TikTokがきっかけでファンになったという人が泊まりにくることも少なくないと言います。
こうした1つ1つの反響が、スタッフのモチベーションにもつながっています。
「TikTokなど、ネットで寄せられる感想も嬉しいですけれど、直接泊まりに来てくださって、言葉をかけてもらえるのはありがたいです。動画が集客に結びついているなと実感しますし、何よりご覧になった皆さんに元気を届けられているんだなと思うと、やりがいを感じますね」(フロントスタッフ 加藤皓信さん)
地域全体で盛り上がる
鳥羽ビューホテルでは、旅館業のすそ野の広さも知ってもらおうと、新たなチャレンジも進めています。
地元の養殖業者や、清掃業者、それに地域の観光地…。
旅館は、それだけで成り立つことはできず、地域のいろいろな産業や働く人たちと関わっているからこそやっていける存在です。

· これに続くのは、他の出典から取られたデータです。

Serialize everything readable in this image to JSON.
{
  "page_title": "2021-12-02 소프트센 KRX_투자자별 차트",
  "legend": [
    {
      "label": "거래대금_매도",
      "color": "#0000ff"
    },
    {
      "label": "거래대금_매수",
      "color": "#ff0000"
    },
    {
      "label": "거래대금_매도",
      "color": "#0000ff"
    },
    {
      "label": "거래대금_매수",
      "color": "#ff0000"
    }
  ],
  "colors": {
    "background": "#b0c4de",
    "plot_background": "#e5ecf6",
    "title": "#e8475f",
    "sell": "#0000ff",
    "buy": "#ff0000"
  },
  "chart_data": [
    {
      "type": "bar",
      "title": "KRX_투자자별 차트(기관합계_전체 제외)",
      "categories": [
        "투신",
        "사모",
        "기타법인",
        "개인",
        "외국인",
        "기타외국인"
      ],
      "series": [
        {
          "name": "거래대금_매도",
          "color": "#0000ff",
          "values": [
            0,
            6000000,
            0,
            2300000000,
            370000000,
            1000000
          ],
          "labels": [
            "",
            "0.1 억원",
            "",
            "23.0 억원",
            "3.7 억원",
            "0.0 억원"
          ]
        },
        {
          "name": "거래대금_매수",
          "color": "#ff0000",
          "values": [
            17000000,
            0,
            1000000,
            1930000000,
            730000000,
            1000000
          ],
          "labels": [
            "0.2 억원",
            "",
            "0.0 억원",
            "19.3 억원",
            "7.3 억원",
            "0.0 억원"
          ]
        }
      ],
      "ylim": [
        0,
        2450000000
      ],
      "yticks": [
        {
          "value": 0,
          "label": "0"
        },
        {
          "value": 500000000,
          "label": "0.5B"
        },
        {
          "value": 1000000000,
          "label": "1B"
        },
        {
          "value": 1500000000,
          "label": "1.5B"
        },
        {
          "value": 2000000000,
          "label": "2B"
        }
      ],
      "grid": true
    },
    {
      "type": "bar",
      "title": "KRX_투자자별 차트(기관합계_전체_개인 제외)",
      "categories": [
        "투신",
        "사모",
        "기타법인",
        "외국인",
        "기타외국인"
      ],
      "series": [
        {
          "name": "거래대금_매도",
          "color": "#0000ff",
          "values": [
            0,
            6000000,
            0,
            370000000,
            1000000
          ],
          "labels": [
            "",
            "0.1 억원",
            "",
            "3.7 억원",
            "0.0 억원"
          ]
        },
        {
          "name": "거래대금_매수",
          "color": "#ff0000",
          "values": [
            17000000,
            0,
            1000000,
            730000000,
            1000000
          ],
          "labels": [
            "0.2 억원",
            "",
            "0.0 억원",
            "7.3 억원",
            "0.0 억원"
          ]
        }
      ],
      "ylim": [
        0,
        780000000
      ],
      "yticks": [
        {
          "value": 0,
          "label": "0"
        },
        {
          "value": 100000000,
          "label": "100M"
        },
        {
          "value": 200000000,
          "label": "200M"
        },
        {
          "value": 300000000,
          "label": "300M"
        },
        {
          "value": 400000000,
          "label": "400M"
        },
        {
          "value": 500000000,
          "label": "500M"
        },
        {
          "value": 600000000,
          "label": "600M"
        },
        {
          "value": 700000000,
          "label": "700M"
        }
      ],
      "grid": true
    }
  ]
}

旅館だけのPRをするのではなく、地域全体を盛り上げていこうと、地元のさまざまな人や施設とコラボした動画を作り始めたのです。
アフターコロナを見据え
今回、従業員たちが訪れたのは、鳥羽水族館。
伊勢志摩地域を代表する観光地のうちの1つです。
スナメリやジュゴンなど、観光客にも人気の動物たちと一緒に動画を撮りました。
さらに、この日は、鳥羽市のお隣、伊勢市の旅館「海の蝶」ともコラボ。
この旅館、実は、鳥羽ビューホテルの取り組みを見て、TikTokを始めたといいます。
「どこの旅館も厳しい状況で、気持ちも落ち込んでいると思います。こんな時だからこそ、みんなで協力して旅館どうし、三重県を盛り上げたいなと思ってコラボすることになりました」(海の蝶 スタッフ)
2つの旅館のスタッフもすっかり息が合い、予定していた撮影を終えたときのことでした。
急遽、水族館の従業員も一緒に動画の撮影に加わろうという話になりました。
厳しい状況の中、地域全体で頑張っていきたい。
その場にいたみんなが思いを1つにすることができた瞬間でした。
「コロナ禍が終わった時に、伊勢志摩・鳥羽というのが一番行ってみたい観光地になってほしい」
鳥羽ビューホテルの迫間さんは、そのように語っています。
“アフターコロナ”を見据え、今は、胸躍る動画で魅力を届けたい。
旅館のにぎわいが戻る時を信じ、取り組みは地域を巻き込んで広がっています。